Street food is all about food with native taste in specific area. The way it is being cooked is in front of the customer boiled, steamed or fried, and it is being eaten straight away as long as it is cooked and being serve on stick, small paper plate or in a small plate with different types of sauce. This food sustains the people who like native food all around the world. And more and more of these days, many people would want to eat this kind of food rather than spending a lot of their money eating in an expensive restaurant.

Filipinos are very meticulous when it comes to food, and the foods on the streets which are in carts are a great way to have inexpensive snack. Different tasty and familiar kind of foods where serve like grilled hot dogs, fresh fruit shakes and roasted peanuts to exotic types like, intestines of chickens and baluts, which are boiled fertilized duck eggs with the partially developed embryos inside its shell, we could really say that it’s more food in the Philippines.

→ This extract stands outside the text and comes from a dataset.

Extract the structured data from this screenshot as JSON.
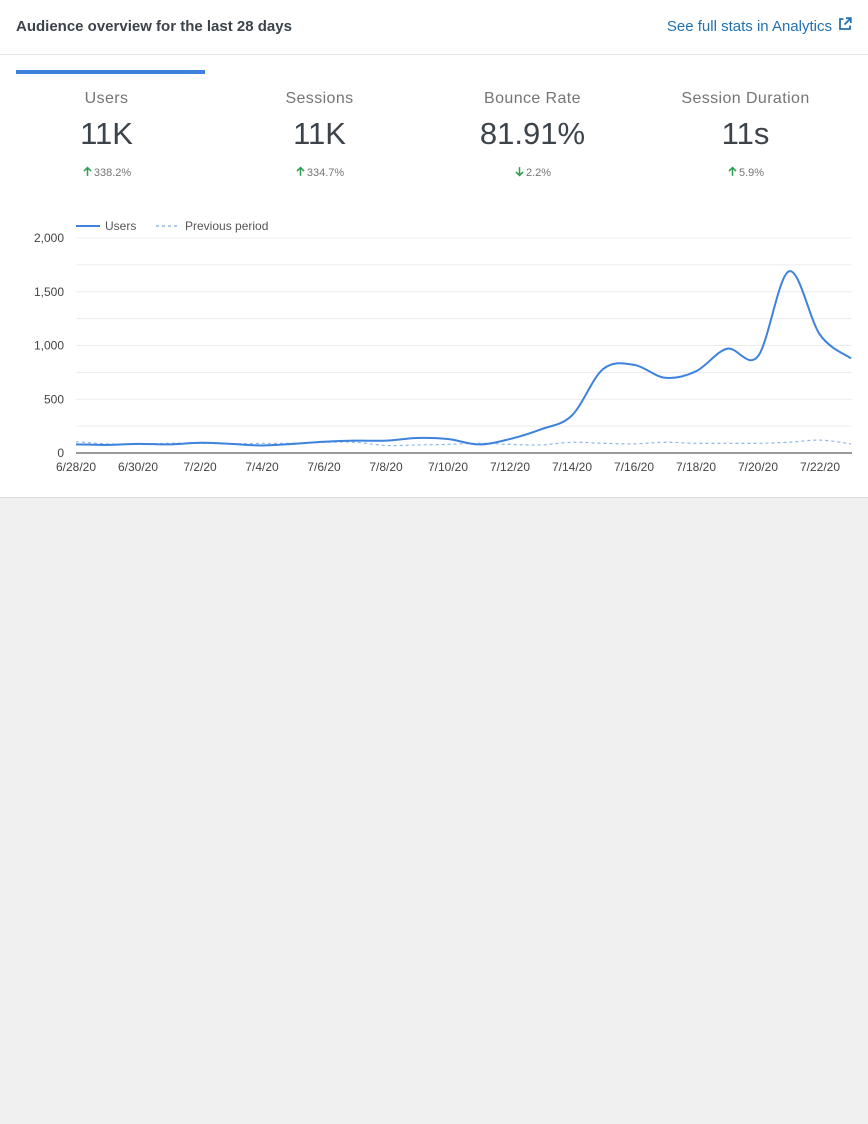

Pinoy Street Foods is the perfect description of traditional values of Filipino just like playing in a cockpit fight. This street food was the answer of every kid who did not bring lunch to school due to time pressure in coming to school and this is the cheapest way of eating a lot but spending less money. Thanks to street foods, I manage to complete my college life in terms of food with less allowance. I was able to eat on time with full food in my stomach with less expense because of this street food. In the next paragraphs, I will be mentioning some of the pinoy street food that will be found here in the Philippines.

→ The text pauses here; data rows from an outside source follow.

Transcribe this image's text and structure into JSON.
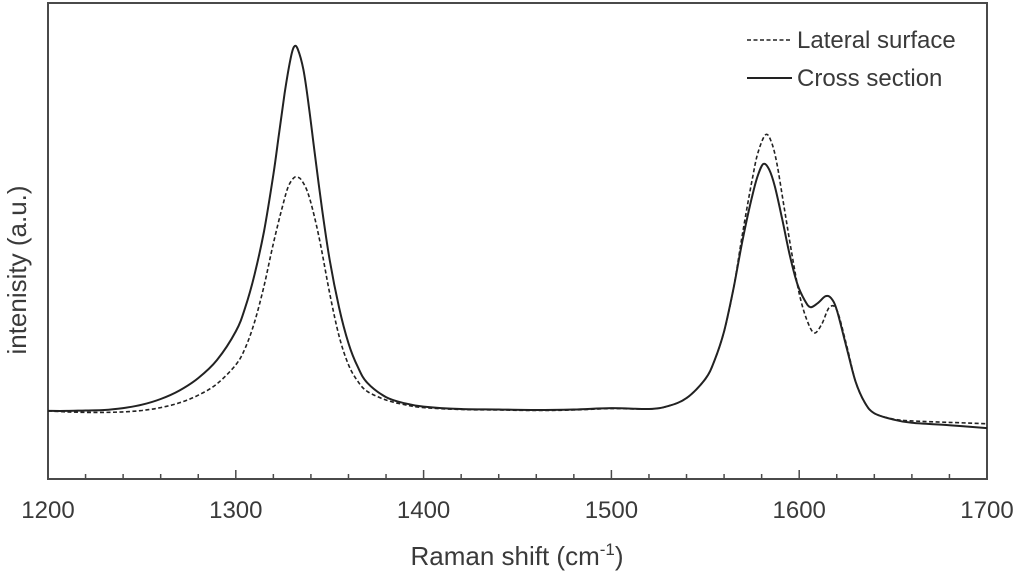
{
  "chart_data": {
    "type": "line",
    "title": "",
    "xlabel": "Raman shift (cm-1)",
    "xlabel_main": "Raman shift (cm",
    "xlabel_sup": "-1",
    "xlabel_close": ")",
    "ylabel": "intenisity (a.u.)",
    "xlim": [
      1200,
      1700
    ],
    "ylim": [
      0,
      100
    ],
    "x_ticks": [
      1200,
      1300,
      1400,
      1500,
      1600,
      1700
    ],
    "x_tick_labels": [
      "1200",
      "1300",
      "1400",
      "1500",
      "1600",
      "1700"
    ],
    "x_minor_tick_step": 20,
    "y_ticks": [],
    "grid": false,
    "legend_position": "upper right",
    "series": [
      {
        "name": "Lateral surface",
        "style": "dashed",
        "color": "#222222",
        "x": [
          1200,
          1210,
          1220,
          1230,
          1240,
          1250,
          1260,
          1270,
          1280,
          1290,
          1300,
          1305,
          1310,
          1315,
          1320,
          1325,
          1328,
          1331,
          1333,
          1335,
          1338,
          1341,
          1345,
          1350,
          1355,
          1360,
          1365,
          1370,
          1380,
          1390,
          1400,
          1420,
          1440,
          1460,
          1480,
          1500,
          1520,
          1530,
          1540,
          1550,
          1555,
          1560,
          1565,
          1570,
          1575,
          1578,
          1582,
          1585,
          1588,
          1592,
          1596,
          1600,
          1604,
          1608,
          1612,
          1616,
          1620,
          1625,
          1630,
          1635,
          1640,
          1650,
          1660,
          1680,
          1700
        ],
        "y": [
          14.3,
          14.1,
          14.0,
          14.0,
          14.1,
          14.4,
          15.0,
          16.0,
          17.6,
          20.0,
          24.0,
          27.5,
          33.0,
          40.5,
          49.5,
          57.5,
          61.5,
          63.3,
          63.4,
          62.8,
          60.5,
          56.5,
          49.5,
          39.0,
          30.0,
          24.0,
          20.5,
          18.4,
          16.6,
          15.6,
          15.0,
          14.6,
          14.5,
          14.4,
          14.5,
          14.8,
          14.7,
          15.3,
          17.0,
          21.0,
          25.0,
          31.0,
          40.0,
          52.0,
          63.0,
          68.5,
          72.3,
          71.0,
          66.5,
          57.0,
          47.5,
          39.0,
          33.5,
          30.7,
          32.5,
          36.0,
          35.5,
          28.5,
          20.5,
          16.0,
          13.8,
          12.6,
          12.2,
          11.9,
          11.6
        ]
      },
      {
        "name": "Cross section",
        "style": "solid",
        "color": "#222222",
        "x": [
          1200,
          1210,
          1220,
          1230,
          1240,
          1250,
          1260,
          1270,
          1280,
          1290,
          1300,
          1305,
          1310,
          1315,
          1320,
          1323,
          1326,
          1329,
          1331,
          1333,
          1336,
          1339,
          1342,
          1346,
          1350,
          1355,
          1360,
          1365,
          1370,
          1380,
          1390,
          1400,
          1420,
          1440,
          1460,
          1480,
          1500,
          1520,
          1530,
          1540,
          1550,
          1555,
          1560,
          1565,
          1570,
          1575,
          1578,
          1581,
          1584,
          1587,
          1591,
          1595,
          1599,
          1603,
          1606,
          1610,
          1614,
          1617,
          1620,
          1625,
          1630,
          1635,
          1640,
          1650,
          1660,
          1680,
          1700
        ],
        "y": [
          14.3,
          14.3,
          14.4,
          14.5,
          14.9,
          15.6,
          16.8,
          18.6,
          21.2,
          25.0,
          31.0,
          36.0,
          43.0,
          52.0,
          64.0,
          72.5,
          81.0,
          88.0,
          90.8,
          90.3,
          86.0,
          78.0,
          68.5,
          56.5,
          46.0,
          36.0,
          28.5,
          23.5,
          20.2,
          17.2,
          15.9,
          15.2,
          14.7,
          14.6,
          14.5,
          14.6,
          14.9,
          14.7,
          15.3,
          17.0,
          21.0,
          25.0,
          31.0,
          40.0,
          50.5,
          59.5,
          63.8,
          66.2,
          65.0,
          61.5,
          54.5,
          47.0,
          41.0,
          37.5,
          36.1,
          37.0,
          38.4,
          38.0,
          35.5,
          28.0,
          20.5,
          16.0,
          13.8,
          12.5,
          11.8,
          11.3,
          10.7
        ]
      }
    ]
  },
  "legend": {
    "items": [
      {
        "label": "Lateral surface",
        "style": "dashed"
      },
      {
        "label": "Cross section",
        "style": "solid"
      }
    ]
  }
}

Taho is composed with soybean snack with tapioca pearls as toppings and sweet syrup for additional taste.

Siomai is a Chinese dim sum which is cooked by steam. It is originally made with pork shrimp or beef.

Fish balls are similar to the clip food when it comes to eating with utensils. Fish balls actually contain fish that have been a continuing question for more than a century, as researched, the average fish ball is forty percent air, fifty percent oil - that will be drained the moment you it in the sauce, and ten percent lardy substance. There are three different sauces flavors: sweet, hot, and clammy, the availability of the last one depending on whether or not it's been a dreadfully hot day for the vendor.

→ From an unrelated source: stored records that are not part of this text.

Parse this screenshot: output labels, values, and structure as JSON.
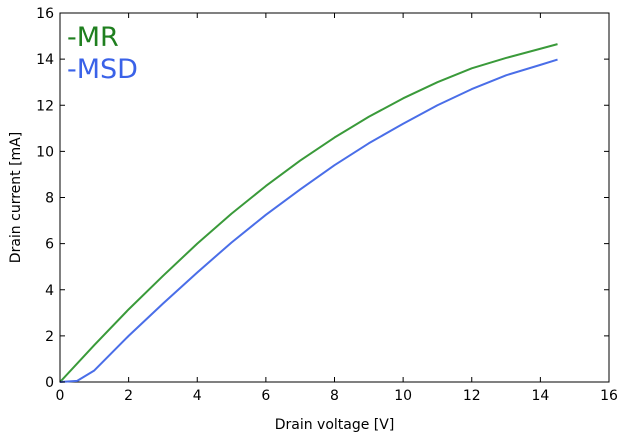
{
  "chart_data": {
    "type": "line",
    "title": "",
    "xlabel": "Drain voltage [V]",
    "ylabel": "Drain current [mA]",
    "xlim": [
      0,
      16
    ],
    "ylim": [
      0,
      16
    ],
    "xticks": [
      0,
      2,
      4,
      6,
      8,
      10,
      12,
      14,
      16
    ],
    "yticks": [
      0,
      2,
      4,
      6,
      8,
      10,
      12,
      14,
      16
    ],
    "grid": false,
    "legend_position": "top-left",
    "series": [
      {
        "name": "-MR",
        "color": "#3a9a3a",
        "label_color": "#1f7f1f",
        "x": [
          0,
          1,
          2,
          3,
          4,
          5,
          6,
          7,
          8,
          9,
          10,
          11,
          12,
          13,
          14,
          14.5
        ],
        "y": [
          0,
          1.6,
          3.15,
          4.6,
          6.0,
          7.3,
          8.5,
          9.6,
          10.6,
          11.5,
          12.3,
          13.0,
          13.6,
          14.05,
          14.45,
          14.65
        ]
      },
      {
        "name": "-MSD",
        "color": "#4a6ee8",
        "label_color": "#3a62e8",
        "x": [
          0,
          0.5,
          1,
          2,
          3,
          4,
          5,
          6,
          7,
          8,
          9,
          10,
          11,
          12,
          13,
          14,
          14.5
        ],
        "y": [
          0,
          0.05,
          0.5,
          2.0,
          3.4,
          4.75,
          6.05,
          7.25,
          8.35,
          9.4,
          10.35,
          11.2,
          12.0,
          12.7,
          13.3,
          13.75,
          13.98
        ]
      }
    ]
  }
}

Chicharon is cracklings made from different parts of the chicken and pig, it is being seasoned, and it is cooked in deep-fried. Other food that came from this, are fried chicken skin and chicharong baboy coming from pork rind, chicharong bituka coming from chicken and pork intestines which are deep fried and its crispy, and chicharong bulaklak coming from pork omentum. It is best when you dip it with vinegar.

Barbecue is marinated chicken and pork cooked by grilled over hot charcoal. Some grilled food includes chicken feet or they name it as adidas, pwet ng manok or known as chicken ass, chicken intestines or isaw, chicken head or they named it as helmet, and dried chicken or pork blood or they call it as betamax.

According to a trivia: cholera, amoeba, hepatitis and typhoid are often acquired not because of the food itself but in the dipping jug of the sauces, because sometimes the water being used for the sauces is the same with the water that gets stuck in the gutter after raining for a while, and also other customer dip their fish balls again and again after taking a bite.

Wherever you go, street vendors are very easy to spot. You will find them at the churches, schools, parks, or even terminals. And also, you can see food carts, or makeshift stalls. In the outer edge, you will some of the vendors or hawkers as they were called with their push carts or bicycles anywhere. Street foods are a way of culture for a lot people around the world. Many of our fellows Filipino make this as their source of income for their families. Some hawkers testified that their income coming from the street foods enable their children go to school. Street food satisfies the need of some Filipinos.